OBJECTIVE The purpose of this study was to report the long-term clinical outcomes following 3- and 4-level anterior cervical discectomy and fusion (ACDF). METHODS A retrospective review of all adult ...neurosurgical patients undergoing elective ACDF for degenerative disease at a single institution between 1996 and 2013 was performed. Patients who underwent first-time 3- or 4-level ACDF were included; patients with previous cervical spine surgery, those undergoing anterior/posterior approaches, and those with corpectomy were excluded. Outcome measures included perioperative complication rates, fusion rates, need for revision surgery, Nurick Scores, Odom's criteria, symptom resolution, neck visual analog scale (VAS) pain score, and persistent narcotics usage. RESULTS Seventy-one patients who underwent 3-level ACDF and 26 patients who underwent 4-level ACDF were identified and followed for an average of 7.6 ± 4.2 years. There was 1 case (3.9%) of deep wound infection in the 4-level group and 1 case in the 3-level group (1.4%; p = 0.454). Postoperatively, 31% of patients in the 4-level group complained of dysphagia, compared with 12.7% in the 3-level group (p = 0.038). The fusion rate was 84.6% after 4-level ACDF and 94.4% after 3-level ACDF (p = 0.122). At last follow-up, a significantly higher proportion of patients in the 4-level group continued to have axial neck pain (53.8%) than in the 3-level group (31%; p = 0.039); the daily oral morphine equivalent dose was significantly higher in the 4-level group (143 ± 97 mg/day) than in the 3-level group (25 ± 10 mg/day; p = 0.030). Outcomes based on Odom's criteria were also different between cohorts (p = 0.044), with a significantly lower proportion of patients in the 4-level ACDF group experiencing an excellent/good outcome.
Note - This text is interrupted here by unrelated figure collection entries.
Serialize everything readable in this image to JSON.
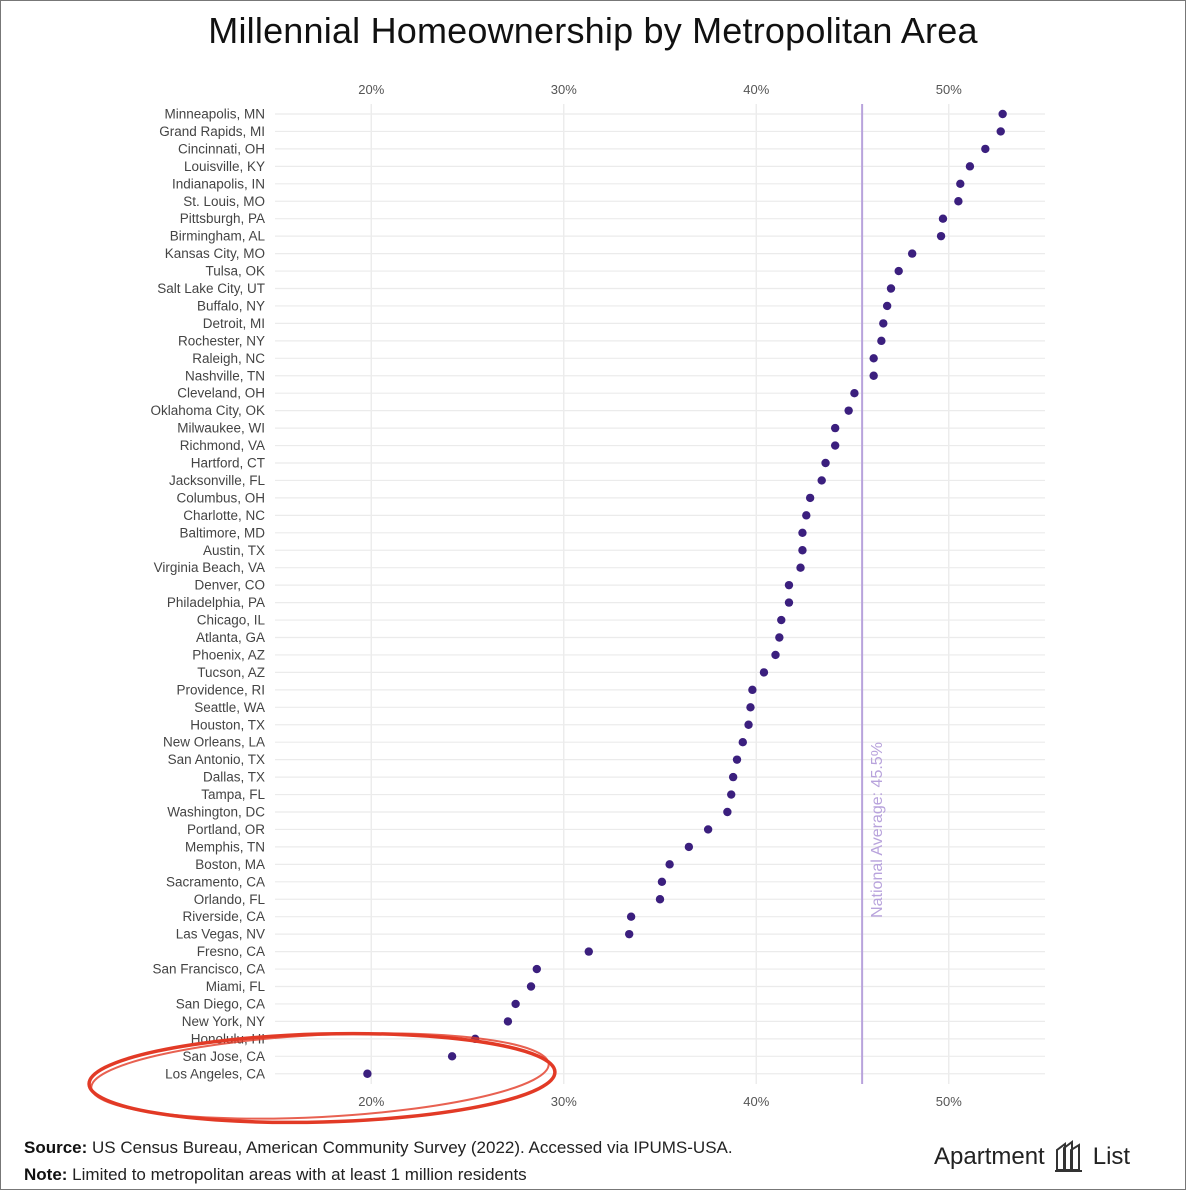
{
  "chart_data": {
    "type": "scatter",
    "title": "Millennial Homeownership by Metropolitan Area",
    "x_ticks": [
      "20%",
      "30%",
      "40%",
      "50%"
    ],
    "x_tick_values": [
      20,
      30,
      40,
      50
    ],
    "xlim": [
      15,
      55
    ],
    "categories": [
      "Minneapolis, MN",
      "Grand Rapids, MI",
      "Cincinnati, OH",
      "Louisville, KY",
      "Indianapolis, IN",
      "St. Louis, MO",
      "Pittsburgh, PA",
      "Birmingham, AL",
      "Kansas City, MO",
      "Tulsa, OK",
      "Salt Lake City, UT",
      "Buffalo, NY",
      "Detroit, MI",
      "Rochester, NY",
      "Raleigh, NC",
      "Nashville, TN",
      "Cleveland, OH",
      "Oklahoma City, OK",
      "Milwaukee, WI",
      "Richmond, VA",
      "Hartford, CT",
      "Jacksonville, FL",
      "Columbus, OH",
      "Charlotte, NC",
      "Baltimore, MD",
      "Austin, TX",
      "Virginia Beach, VA",
      "Denver, CO",
      "Philadelphia, PA",
      "Chicago, IL",
      "Atlanta, GA",
      "Phoenix, AZ",
      "Tucson, AZ",
      "Providence, RI",
      "Seattle, WA",
      "Houston, TX",
      "New Orleans, LA",
      "San Antonio, TX",
      "Dallas, TX",
      "Tampa, FL",
      "Washington, DC",
      "Portland, OR",
      "Memphis, TN",
      "Boston, MA",
      "Sacramento, CA",
      "Orlando, FL",
      "Riverside, CA",
      "Las Vegas, NV",
      "Fresno, CA",
      "San Francisco, CA",
      "Miami, FL",
      "San Diego, CA",
      "New York, NY",
      "Honolulu, HI",
      "San Jose, CA",
      "Los Angeles, CA"
    ],
    "values": [
      52.8,
      52.7,
      51.9,
      51.1,
      50.6,
      50.5,
      49.7,
      49.6,
      48.1,
      47.4,
      47.0,
      46.8,
      46.6,
      46.5,
      46.1,
      46.1,
      45.1,
      44.8,
      44.1,
      44.1,
      43.6,
      43.4,
      42.8,
      42.6,
      42.4,
      42.4,
      42.3,
      41.7,
      41.7,
      41.3,
      41.2,
      41.0,
      40.4,
      39.8,
      39.7,
      39.6,
      39.3,
      39.0,
      38.8,
      38.7,
      38.5,
      37.5,
      36.5,
      35.5,
      35.1,
      35.0,
      33.5,
      33.4,
      31.3,
      28.6,
      28.3,
      27.5,
      27.1,
      25.4,
      24.2,
      19.8
    ],
    "reference_line": {
      "value": 45.5,
      "label": "National Average: 45.5%"
    },
    "colors": {
      "point": "#3b1f7e",
      "reference": "#b8a3dc",
      "grid": "#ebebeb",
      "annotation_circle": "#e23a26"
    }
  },
  "footer": {
    "source_label": "Source:",
    "source_text": " US Census Bureau, American Community Survey (2022). Accessed via IPUMS-USA.",
    "note_label": "Note:",
    "note_text": " Limited to metropolitan areas with at least 1 million residents"
  },
  "brand": {
    "left": "Apartment",
    "right": "List"
  }
}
CONCLUSIONS In this study, patients who underwent 4-level ACDF had significantly higher rates of dysphagia, postoperative neck pain, and postoperative narcotic usage when compared with patients who underwent 3-level ACDF. Pseudarthrosis and deep wound infection rates were also higher in the 4-level group, although this did not reach statistical significance. Additionally, a smaller proportion of patients achieved a good/excellent outcome in the 4-level group than in the 3-level group. These findings suggest a significant increase of perioperative morbidity and worsened outcomes for patients who undergo 4- versus 3-level ACDF.